When You’re Tired & Overwhelmed​ — but Still Grateful

GratitudeGratitude really does make a difference.

Some days are tough for this adult child, even though I am not a direct caregiver for my elderly parents. The amazing assisted living staff and an incredible caregiver, who visits two or three times each week, provide the bulk of the support. Yet, there is still so much more to do — coordinating appointments, paying bills, purchasing necessities, keeping a calendar, ensuring that they have enough of this or that between my visits, and lots of other tasks.

It takes time, although I am completely aware that what I do, along with my husband’s help, is nothing compared to families who care for a fragile elder full time at home.

Yet when I begin to feel sorry for myself, I remind myself of the gratitude I feel toward my parents.

Over the many years, both mom and dad have given me and my family much to be grateful for — time, advice, vacations, modeled values, occasional financial help, and a good deal more.
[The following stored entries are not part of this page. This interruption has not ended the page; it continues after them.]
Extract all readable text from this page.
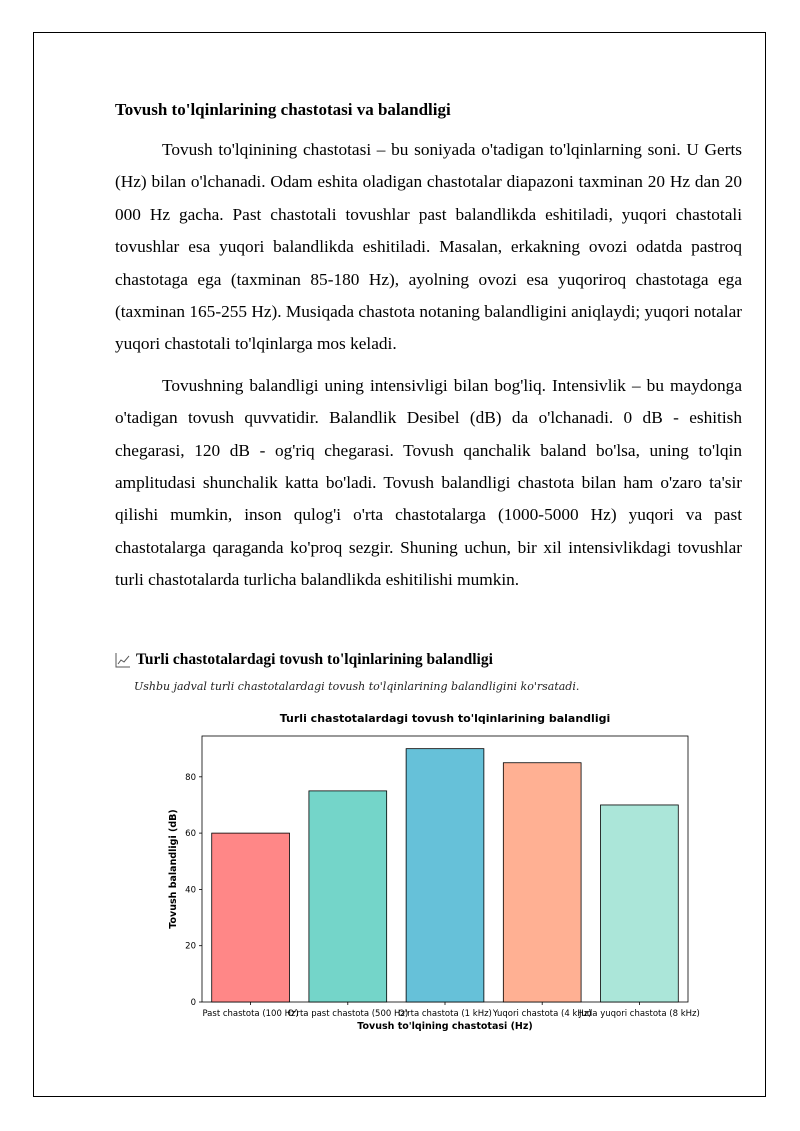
Tovush to'lqinlarining chastotasi va balandligi

Tovush to'lqinining chastotasi – bu soniyada o'tadigan to'lqinlarning soni. U Gerts (Hz) bilan o'lchanadi. Odam eshita oladigan chastotalar diapazoni taxminan 20 Hz dan 20 000 Hz gacha. Past chastotali tovushlar past balandlikda eshitiladi, yuqori chastotali tovushlar esa yuqori balandlikda eshitiladi. Masalan, erkakning ovozi odatda pastroq chastotaga ega (taxminan 85-180 Hz), ayolning ovozi esa yuqoriroq chastotaga ega (taxminan 165-255 Hz). Musiqada chastota notaning balandligini aniqlaydi; yuqori notalar yuqori chastotali to'lqinlarga mos keladi.

Tovushning balandligi uning intensivligi bilan bog'liq. Intensivlik – bu maydonga o'tadigan tovush quvvatidir. Balandlik Desibel (dB) da o'lchanadi. 0 dB - eshitish chegarasi, 120 dB - og'riq chegarasi. Tovush qanchalik baland bo'lsa, uning to'lqin amplitudasi shunchalik katta bo'ladi. Tovush balandligi chastota bilan ham o'zaro ta'sir qilishi mumkin, inson qulog'i o'rta chastotalarga (1000-5000 Hz) yuqori va past chastotalarga qaraganda ko'proq sezgir. Shuning uchun, bir xil intensivlikdagi tovushlar turli chastotalarda turlicha balandlikda eshitilishi mumkin.

Turli chastotalardagi tovush to'lqinlarining balandligi
Ushbu jadval turli chastotalardagi tovush to'lqinlarining balandligini ko'rsatadi.
Turli chastotalardagi tovush to'lqinlarining balandligi
0
20
40
60
80
Past chastota (100 Hz)
O'rta past chastota (500 Hz)
O'rta chastota (1 kHz) Yuqori chastota (4 kHz)
Juda yuqori chastota (8 kHz)
Tovush to'lqining chastotasi (Hz)
Tovush balandligi (dB)
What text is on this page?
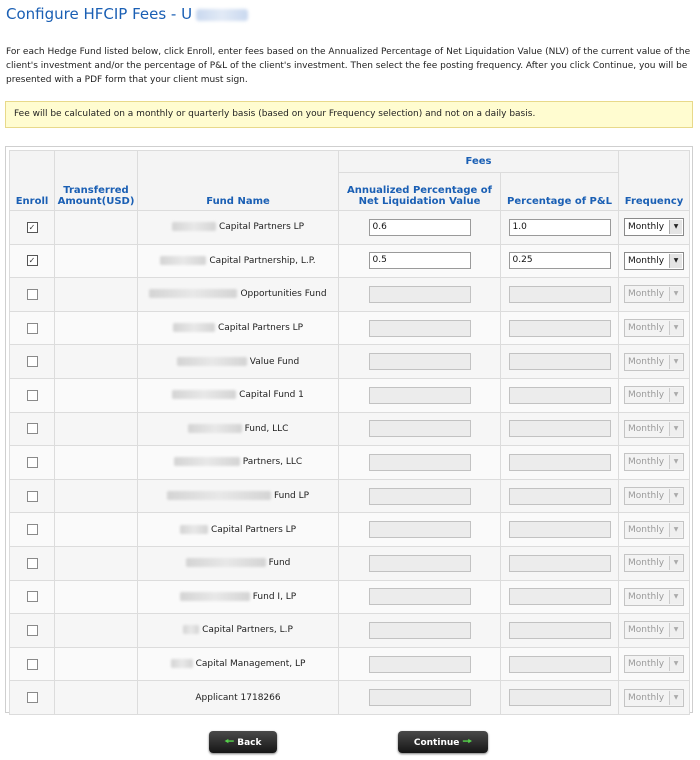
Configure HFCIP Fees - U
For each Hedge Fund listed below, click Enroll, enter fees based on the Annualized Percentage of Net Liquidation Value (NLV) of the current value of the client's investment and/or the percentage of P&L of the client's investment. Then select the fee posting frequency. After you click Continue, you will be presented with a PDF form that your client must sign.
Fee will be calculated on a monthly or quarterly basis (based on your Frequency selection) and not on a daily basis.
Enroll	Transferred Amount(USD)	Fund Name	Fees		Frequency
			Annualized Percentage of Net Liquidation Value	Percentage of P&L	
✓		Capital Partners LP	0.6	1.0	Monthly ▼

✓		Capital Partnership, L.P.	0.5	0.25	Monthly ▼

		Opportunities Fund			Monthly ▼

		Capital Partners LP			Monthly ▼

		Value Fund			Monthly ▼

		Capital Fund 1			Monthly ▼

		Fund, LLC			Monthly ▼

		Partners, LLC			Monthly ▼

		Fund LP			Monthly ▼

		Capital Partners LP			Monthly ▼

		Fund			Monthly ▼

		Fund I, LP			Monthly ▼

		Capital Partners, L.P			Monthly ▼

		Capital Management, LP			Monthly ▼

		Applicant 1718266			Monthly ▼
🠔 Back	Continue 🠖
Oh yes, and love — lots and lots of love.

What I am doing for them is dwarfed by what they’ve given to me. Yet even as they need my support, my parents worry about me — wondering whether their affairs are creating too much work for me, interfering with my job, whether I’m driving too far, or allowing enough time to spend with my grandchildren.

I am grateful to my parents for helping me develop an optimistic outlook on life, for instilling my concern and respect for others, for demonstrating again and again how to make the world a better place, and for their forgiveness every single time I’ve ever made a mistake.

Gratitude really does make a difference.



2 thoughts on “When You’re Tired & Overwhelmed​ — but Still Grateful

  1. Completely agree! An attitude of gratitude is very helpful to make the difficult days of caregiving easier. When I’m especially exhausted from work, and so many things to take care of at home, on top of caring for my mom— I try to remind myself of all the things my mom did for me and our family and how grateful I am to have a mom like her. This makes for caring for her easier even when she is being difficult.


  2. Giving back to my 93 year old mother has become a major theme of my life.
    Every living day is a gift for her and that motivates me to care. I regret that I am doing this task alone as an only son.